House Speaker Paul D. Ryan (R-Wis.) gives a presentation about a Republican plan to repeal the Affordable Care Act and replace it with the American Health Care Act on Capitol Hill in Washington on March 8. (Michael Reynolds/EPA)

On Thursday, a crucial House committee barely passed the Republican alternative to the Affordable Care Act, a.k.a. Obamacare. By a slim 19-to-17 majority, the House Budget Committee advanced the American Health Care Act (AHCA), but all of the Democrats on the committee, as well as three Republicans, voted against it.

This vote is expected to be only one step in a very difficult process to pass the AHCA, which has sparked opposition among conservative House Republicans, some senators and numerous interest groups. Indeed, according to one key forecast, the introduction of the AHCA hasn’t done anything to increase the chances of repealing Obamacare. In fact, it may have reduced those chances.

As I’ve discussed previously, The Monkey Cage and Good Judgment have been running a forecasting tournament for Trump’s first 100 days in office. One of the questions we’ve asked is whether Obamacare’s individual mandate — the requirement to buy health insurance — will be repealed by the end of the 100 days (April 30).

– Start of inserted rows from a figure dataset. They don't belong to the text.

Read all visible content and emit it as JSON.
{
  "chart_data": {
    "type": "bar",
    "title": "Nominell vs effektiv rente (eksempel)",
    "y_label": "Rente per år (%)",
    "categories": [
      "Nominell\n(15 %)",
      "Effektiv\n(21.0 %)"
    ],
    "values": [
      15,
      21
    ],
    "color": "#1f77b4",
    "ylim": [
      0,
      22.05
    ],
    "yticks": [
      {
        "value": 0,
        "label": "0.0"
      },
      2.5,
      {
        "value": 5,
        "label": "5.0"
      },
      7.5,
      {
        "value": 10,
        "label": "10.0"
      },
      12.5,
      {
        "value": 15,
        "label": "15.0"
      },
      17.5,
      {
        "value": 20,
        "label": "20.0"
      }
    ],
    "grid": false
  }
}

To date, more than 900 forecasters have weighed in. And they are increasingly pessimistic about the chance of a quick repeal of the individual mandate:


They estimate only a 20 percent chance of repeal by April 30 — down from 35 percent a month ago. What’s particularly remarkable is that the probability has dropped even since the introduction of the AHCA. In other words, the legislation intended to repeal key parts of Obamacare has made the repeal of Obamacare less likely.

Some of the forecasters’ comments illuminate the key challenges facing the GOP:

* Trump desperately needs to be seen as keeping his promises and Ryan needs to show his effectiveness as a leader. Countering this is the desperate need of Republican members of Congress to get reelected in 2018 or 2020, and the present bill includes outstanding ammunition for Democrats to use against them.

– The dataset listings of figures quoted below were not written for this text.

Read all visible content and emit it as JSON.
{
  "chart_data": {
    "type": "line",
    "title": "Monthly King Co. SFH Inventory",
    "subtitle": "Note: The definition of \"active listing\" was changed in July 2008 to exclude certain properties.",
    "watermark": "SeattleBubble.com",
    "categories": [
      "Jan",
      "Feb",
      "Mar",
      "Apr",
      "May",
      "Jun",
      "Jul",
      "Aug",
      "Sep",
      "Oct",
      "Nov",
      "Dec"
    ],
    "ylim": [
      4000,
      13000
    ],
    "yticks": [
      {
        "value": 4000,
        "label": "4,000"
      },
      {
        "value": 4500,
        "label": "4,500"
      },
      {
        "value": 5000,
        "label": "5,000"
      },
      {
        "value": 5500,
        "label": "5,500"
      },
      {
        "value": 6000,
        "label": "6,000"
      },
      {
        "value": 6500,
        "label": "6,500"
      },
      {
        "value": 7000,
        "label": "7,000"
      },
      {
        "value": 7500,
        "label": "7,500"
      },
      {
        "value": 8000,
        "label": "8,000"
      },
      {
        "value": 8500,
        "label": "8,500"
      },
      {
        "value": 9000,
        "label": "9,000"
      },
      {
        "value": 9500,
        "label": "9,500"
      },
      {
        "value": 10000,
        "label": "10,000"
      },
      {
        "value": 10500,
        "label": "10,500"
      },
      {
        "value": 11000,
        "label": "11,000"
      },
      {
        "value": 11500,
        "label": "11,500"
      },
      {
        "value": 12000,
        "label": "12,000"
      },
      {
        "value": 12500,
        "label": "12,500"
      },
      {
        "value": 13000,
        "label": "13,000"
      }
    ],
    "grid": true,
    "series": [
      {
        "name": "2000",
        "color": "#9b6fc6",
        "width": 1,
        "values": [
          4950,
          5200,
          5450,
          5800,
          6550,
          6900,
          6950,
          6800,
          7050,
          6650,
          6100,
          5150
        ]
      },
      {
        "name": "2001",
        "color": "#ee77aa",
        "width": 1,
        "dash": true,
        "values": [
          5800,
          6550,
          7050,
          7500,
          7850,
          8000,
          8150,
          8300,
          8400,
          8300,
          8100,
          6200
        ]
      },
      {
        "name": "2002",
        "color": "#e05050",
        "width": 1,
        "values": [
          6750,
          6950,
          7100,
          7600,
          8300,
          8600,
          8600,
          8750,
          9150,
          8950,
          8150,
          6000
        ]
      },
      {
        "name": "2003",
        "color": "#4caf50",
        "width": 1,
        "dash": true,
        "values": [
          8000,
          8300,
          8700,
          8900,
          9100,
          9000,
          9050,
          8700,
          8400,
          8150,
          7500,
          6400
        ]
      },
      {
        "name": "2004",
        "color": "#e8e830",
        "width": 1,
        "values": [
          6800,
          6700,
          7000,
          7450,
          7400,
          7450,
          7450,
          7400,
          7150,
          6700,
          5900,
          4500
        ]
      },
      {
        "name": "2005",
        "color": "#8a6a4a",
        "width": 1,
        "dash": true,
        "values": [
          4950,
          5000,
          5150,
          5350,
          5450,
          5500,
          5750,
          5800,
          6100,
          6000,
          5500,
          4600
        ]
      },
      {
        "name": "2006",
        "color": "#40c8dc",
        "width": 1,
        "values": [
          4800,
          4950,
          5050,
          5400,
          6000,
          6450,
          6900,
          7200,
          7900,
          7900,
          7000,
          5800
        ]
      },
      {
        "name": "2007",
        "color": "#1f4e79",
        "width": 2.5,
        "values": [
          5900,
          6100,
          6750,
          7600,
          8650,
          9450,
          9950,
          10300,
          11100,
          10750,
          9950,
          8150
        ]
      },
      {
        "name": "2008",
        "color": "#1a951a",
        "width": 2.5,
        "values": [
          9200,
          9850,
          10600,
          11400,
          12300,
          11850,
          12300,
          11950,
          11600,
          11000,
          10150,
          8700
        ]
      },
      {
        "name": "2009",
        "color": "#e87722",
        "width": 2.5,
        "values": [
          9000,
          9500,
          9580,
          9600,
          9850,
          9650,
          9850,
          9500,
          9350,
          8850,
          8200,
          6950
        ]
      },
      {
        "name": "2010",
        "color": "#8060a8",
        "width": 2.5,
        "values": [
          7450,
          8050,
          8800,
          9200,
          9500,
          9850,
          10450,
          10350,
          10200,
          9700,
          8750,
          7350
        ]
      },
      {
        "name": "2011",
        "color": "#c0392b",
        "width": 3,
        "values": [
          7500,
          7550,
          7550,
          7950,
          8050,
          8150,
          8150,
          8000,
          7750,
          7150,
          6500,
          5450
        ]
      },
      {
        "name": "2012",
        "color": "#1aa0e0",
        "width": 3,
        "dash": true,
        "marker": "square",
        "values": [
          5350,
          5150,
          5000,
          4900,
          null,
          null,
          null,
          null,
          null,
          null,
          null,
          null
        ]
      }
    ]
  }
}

* I think it works for the benefit of all in Congress to delay a vote until after the midterm election. Republicans can have their cake and eat it, too, shifting blame onto “obstructionist” Democrats, and Democrats can look tough by voting against every unpopular/expensive aspect of any proposal.

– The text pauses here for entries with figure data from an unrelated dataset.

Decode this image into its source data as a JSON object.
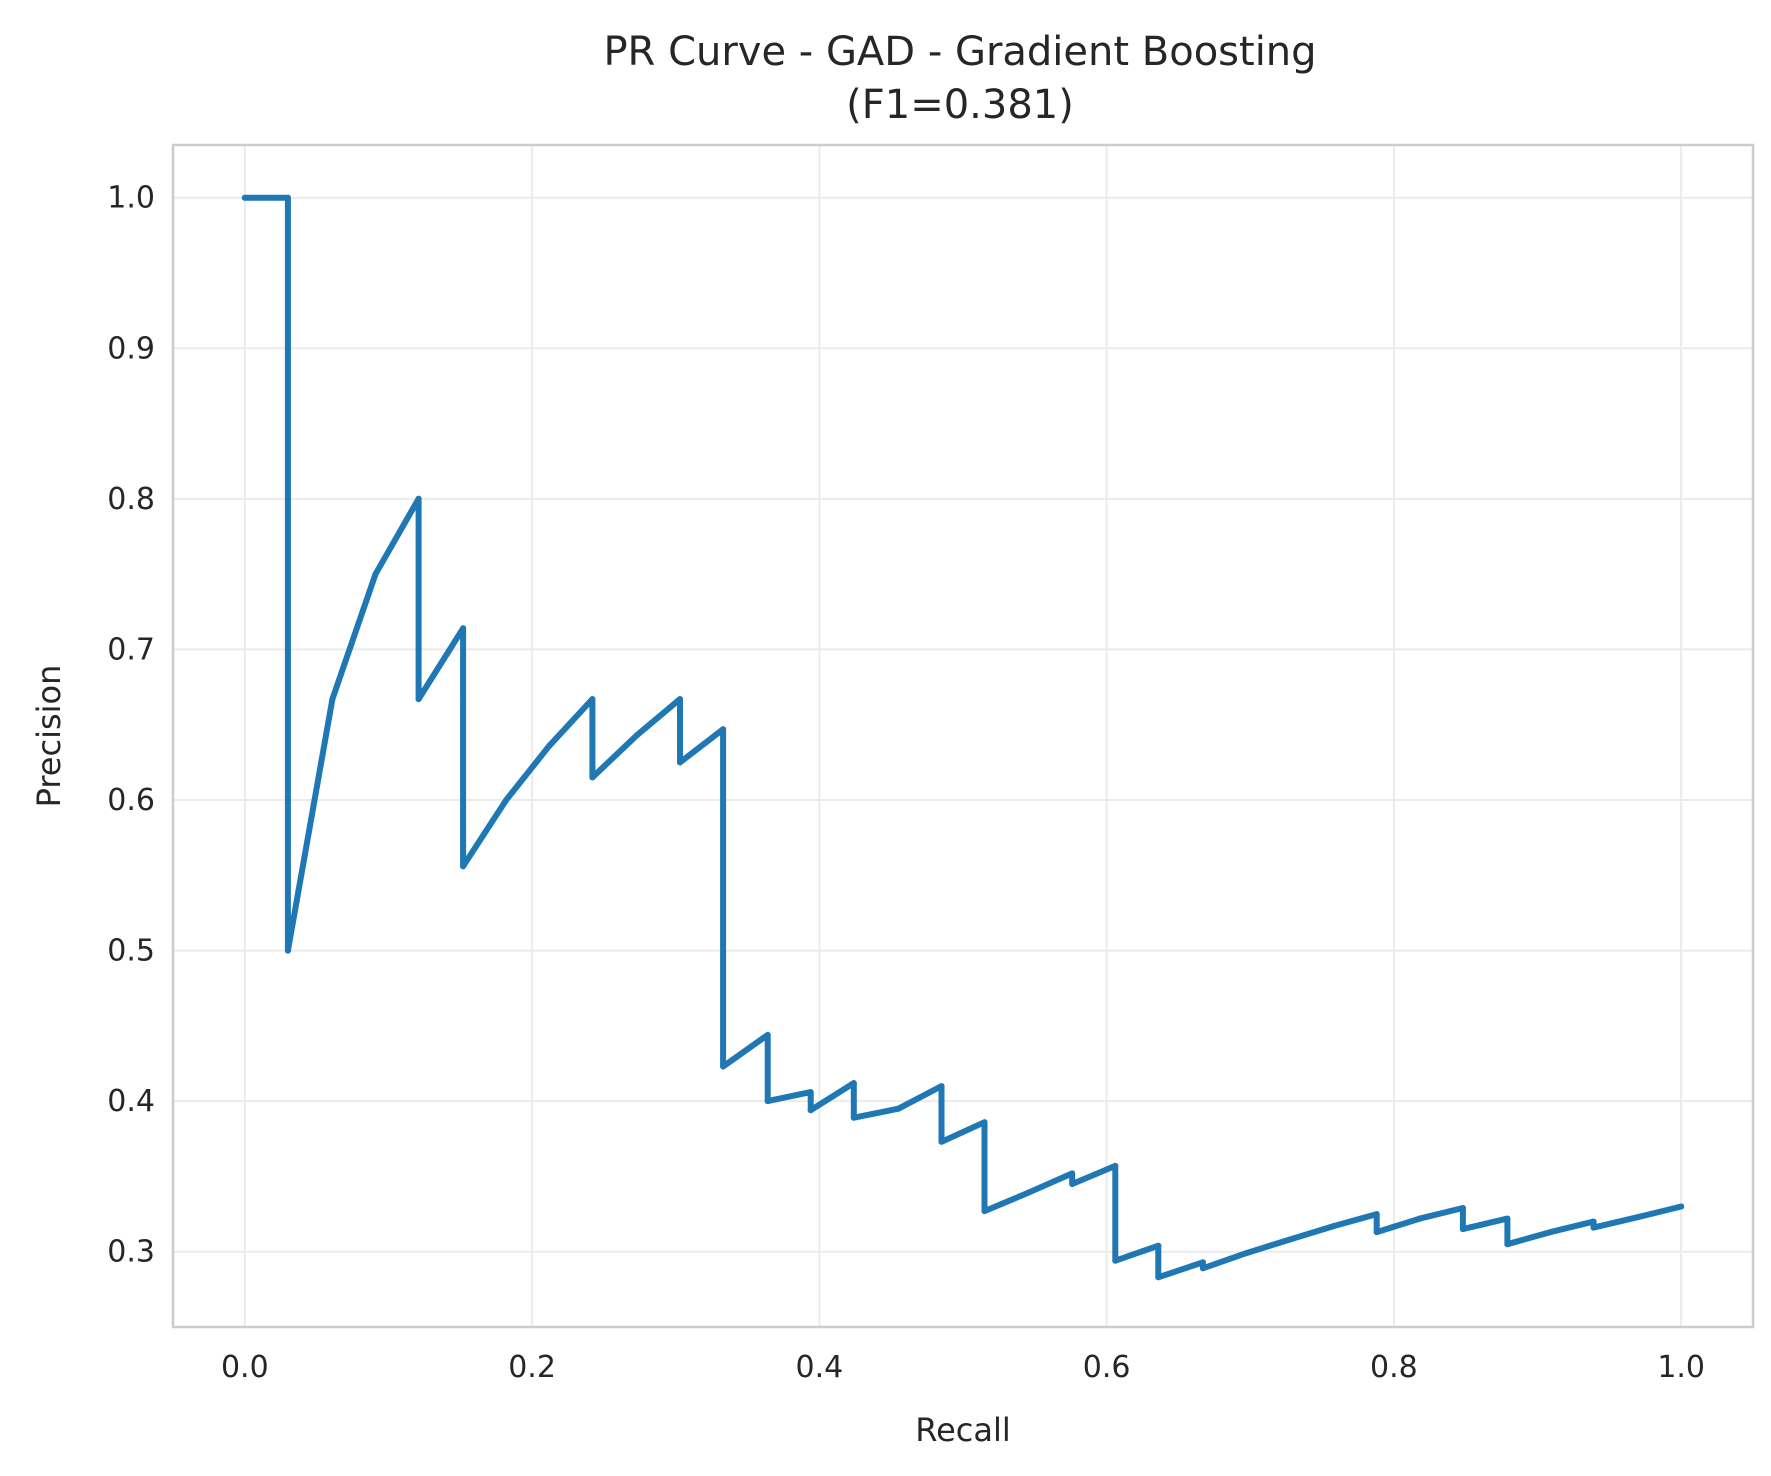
{
  "chart_data": {
    "type": "line",
    "title": "PR Curve - GAD - Gradient Boosting",
    "subtitle": "(F1=0.381)",
    "xlabel": "Recall",
    "ylabel": "Precision",
    "xlim": [
      -0.05,
      1.05
    ],
    "ylim": [
      0.25,
      1.035
    ],
    "xticks": [
      "0.0",
      "0.2",
      "0.4",
      "0.6",
      "0.8",
      "1.0"
    ],
    "yticks": [
      "0.3",
      "0.4",
      "0.5",
      "0.6",
      "0.7",
      "0.8",
      "0.9",
      "1.0"
    ],
    "grid": true,
    "series": [
      {
        "color": "#1f77b4",
        "x": [
          0.0,
          0.03,
          0.03,
          0.061,
          0.091,
          0.121,
          0.121,
          0.152,
          0.152,
          0.182,
          0.212,
          0.242,
          0.242,
          0.273,
          0.303,
          0.303,
          0.333,
          0.333,
          0.364,
          0.364,
          0.394,
          0.394,
          0.424,
          0.424,
          0.455,
          0.485,
          0.485,
          0.515,
          0.515,
          0.545,
          0.576,
          0.576,
          0.606,
          0.606,
          0.636,
          0.636,
          0.667,
          0.667,
          0.697,
          0.727,
          0.758,
          0.788,
          0.788,
          0.818,
          0.848,
          0.848,
          0.879,
          0.879,
          0.909,
          0.939,
          0.939,
          0.97,
          1.0
        ],
        "y": [
          1.0,
          1.0,
          0.5,
          0.667,
          0.75,
          0.8,
          0.667,
          0.714,
          0.556,
          0.6,
          0.636,
          0.667,
          0.615,
          0.643,
          0.667,
          0.625,
          0.647,
          0.423,
          0.444,
          0.4,
          0.406,
          0.394,
          0.412,
          0.389,
          0.395,
          0.41,
          0.373,
          0.386,
          0.327,
          0.339,
          0.352,
          0.345,
          0.357,
          0.294,
          0.304,
          0.283,
          0.293,
          0.289,
          0.299,
          0.308,
          0.317,
          0.325,
          0.313,
          0.322,
          0.329,
          0.315,
          0.322,
          0.305,
          0.313,
          0.32,
          0.316,
          0.323,
          0.33
        ]
      }
    ]
  }
}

* Artificial deadlines on complicated issues are useful for pushing things along but difficult to achieve in practice.

* Congress goes into recess after April 7 and only comes back on April 24. Very unlikely that such a controversial, impactful bill makes it through both houses in just the 36 days that Congress will actually be active before April 30.

Of course, the GOP’s efforts to replace Obamacare may ultimately come to fruition after April 30. But right now, there’s only an outside chance that they will achieve this goal as quickly as they had hoped.